Six wins by the winners helped them post a final points tally of 11, still streets ahead of valiant runners-up Kiwis Josh Berry and Henry Haslett. In third spot were Victorians Nick Joel and Hugo Llewelyn, a single point ahead of the overall girls winners Sophie McIntosh and Emily Summerell, from Gosford, in fourth spot. (That one spot in a regatta like this could make you feel a little cranky!)

But despite not stepping up onto the open results podium, Sophie, 17, and Emily, 15, were naturally thrilled to fight off strong challenges and become the 2016 Australian Open Female Champions.

By winning the females champions trophy, the girls broke a 10-year NSW drought as it has not been in NSW hands since 2005. More importantly for them the victory was the first step in their quest to secure the Australian female 420s representative spot on the Australian team at the next Youth Worlds in Oman. The next selection step is performing strongly at the Australian Youth Championship starting on Sunday (January 10) at the same venue, followed by the final selection regatta, Queensland Youth Week in July.

“Close, shifty, wet, windy,” were the four words Sophie used to sum up the racing. “It was definitely the wettest regatta we have sailed in.”

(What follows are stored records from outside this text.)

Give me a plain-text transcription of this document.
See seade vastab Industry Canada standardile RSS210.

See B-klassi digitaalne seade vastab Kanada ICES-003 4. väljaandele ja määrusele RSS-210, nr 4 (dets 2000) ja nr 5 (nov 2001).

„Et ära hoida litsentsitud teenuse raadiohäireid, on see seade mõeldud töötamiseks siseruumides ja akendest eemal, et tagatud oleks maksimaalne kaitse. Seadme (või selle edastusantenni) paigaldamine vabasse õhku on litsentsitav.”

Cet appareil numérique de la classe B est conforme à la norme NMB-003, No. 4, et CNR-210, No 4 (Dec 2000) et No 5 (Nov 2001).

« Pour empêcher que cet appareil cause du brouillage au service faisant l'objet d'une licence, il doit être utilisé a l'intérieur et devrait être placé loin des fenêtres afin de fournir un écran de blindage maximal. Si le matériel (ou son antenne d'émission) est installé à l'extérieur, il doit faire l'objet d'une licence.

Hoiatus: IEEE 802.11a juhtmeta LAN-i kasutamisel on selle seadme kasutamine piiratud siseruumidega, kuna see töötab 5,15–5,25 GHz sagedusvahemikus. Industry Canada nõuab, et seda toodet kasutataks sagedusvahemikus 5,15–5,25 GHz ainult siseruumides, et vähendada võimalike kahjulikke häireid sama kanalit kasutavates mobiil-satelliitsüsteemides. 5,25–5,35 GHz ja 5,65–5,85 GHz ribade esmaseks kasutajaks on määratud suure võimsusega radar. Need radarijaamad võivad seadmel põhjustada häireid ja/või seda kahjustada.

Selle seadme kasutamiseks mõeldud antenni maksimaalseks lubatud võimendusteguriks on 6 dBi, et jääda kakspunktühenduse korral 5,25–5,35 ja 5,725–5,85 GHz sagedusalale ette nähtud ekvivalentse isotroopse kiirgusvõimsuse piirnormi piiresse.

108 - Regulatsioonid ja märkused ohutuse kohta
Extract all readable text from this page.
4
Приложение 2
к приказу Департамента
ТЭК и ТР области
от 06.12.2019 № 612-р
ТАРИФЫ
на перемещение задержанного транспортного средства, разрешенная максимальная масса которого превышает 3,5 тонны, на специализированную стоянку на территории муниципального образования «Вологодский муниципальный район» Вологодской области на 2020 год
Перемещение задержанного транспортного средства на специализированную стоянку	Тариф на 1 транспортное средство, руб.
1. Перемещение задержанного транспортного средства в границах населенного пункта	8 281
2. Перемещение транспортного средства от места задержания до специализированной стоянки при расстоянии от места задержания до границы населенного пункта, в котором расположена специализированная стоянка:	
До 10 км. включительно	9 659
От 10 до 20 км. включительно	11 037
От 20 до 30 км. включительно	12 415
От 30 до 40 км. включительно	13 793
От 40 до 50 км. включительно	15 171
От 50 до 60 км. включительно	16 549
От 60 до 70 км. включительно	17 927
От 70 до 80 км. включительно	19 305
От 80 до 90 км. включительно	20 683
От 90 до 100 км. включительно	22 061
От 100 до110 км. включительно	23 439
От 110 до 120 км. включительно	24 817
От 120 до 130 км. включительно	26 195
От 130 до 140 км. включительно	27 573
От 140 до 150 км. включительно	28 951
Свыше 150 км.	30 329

“We went into the last day of the nationals a point ahead of our nearest rivals, (Madison Taylor and Orla Mulholland-Patterson from Western Australia),” she said.

“We just played the shifts and managed to separate ourselves from the WA girls. It was very busy on the harbour with ferries and powerboats making heaps of waves.”

The first day’s racing was held in the Sound, just inside the harbour headlands where large waves added to the challenge. The girls posted a 12th and a third on day one, numbers they repeated the next day in lighter breeze when the rising swell forced the race officer to move the course further into the harbour off Watsons Bay.

Later in the regatta with the wind again strong the girls experienced their worst two results, not finishing one race when a mainsail baton was lost upon capsize and then falling behind the leaders in another race after sudden gusts knocked several other boats over.

With two drop races accounted for the girls knew they could not afford to record any more high numbers in the final three races. They went into the final day a single point in front of their nearest female rivals determined to finish with a flourish.

They certainly did that, consistently picking the tricky wind shifts to find the lifts and showing great kite-setting skills in moderate breeze and sunshine on Friday. As well as wrapping up the girls title in the final three races they also beat the overall open winners in each of those races with a first and two second placings.

After a great final day of racing the Gosford girls had accumulated 40 points, comfortably ahead of next females Laura Harding and Eleanor Grimshaw from Victoria on 71, with the WA girls finishing another point behind them.

Sophie and Emily were very happy to be in leading position among the girls fleet ahead of the Youth Nationals for sailors aged under 19.

“We still have another regatta coming up so we just have to keep our focus to secure the youth spot,” McIntosh said.

The Splash Festival also involved the 29ers, 49ers and 49erFX classes, with 224 sailors and 110 boats participating. Despite the big wet the hospitality was outstanding and all volunteers and organisers deserve a big hand of applause in difficult circumstances.

In the 29ers John Cooley and Simon Hoffman from NSW totally dominated. In second possie were Tom Crockett and Tom Grimes from NSW and in third spot were Natasha Bryant and Annie Wilmot.

In the 49ers David Gilmour and Lewis Brake were too strong, with the runners up being Joel Turner and Tom Siganto followed by Harry Price and Harry Morton.

It was a similar story of dominance in the 49erFX with Olivia Price and Eliza Solly from NSW dominating over runners up Tess Lloyd and Caitlin Elks from Victoria, followed by the Sydney-Victorian pairing of Hayden Brown and Mackenzie Bird.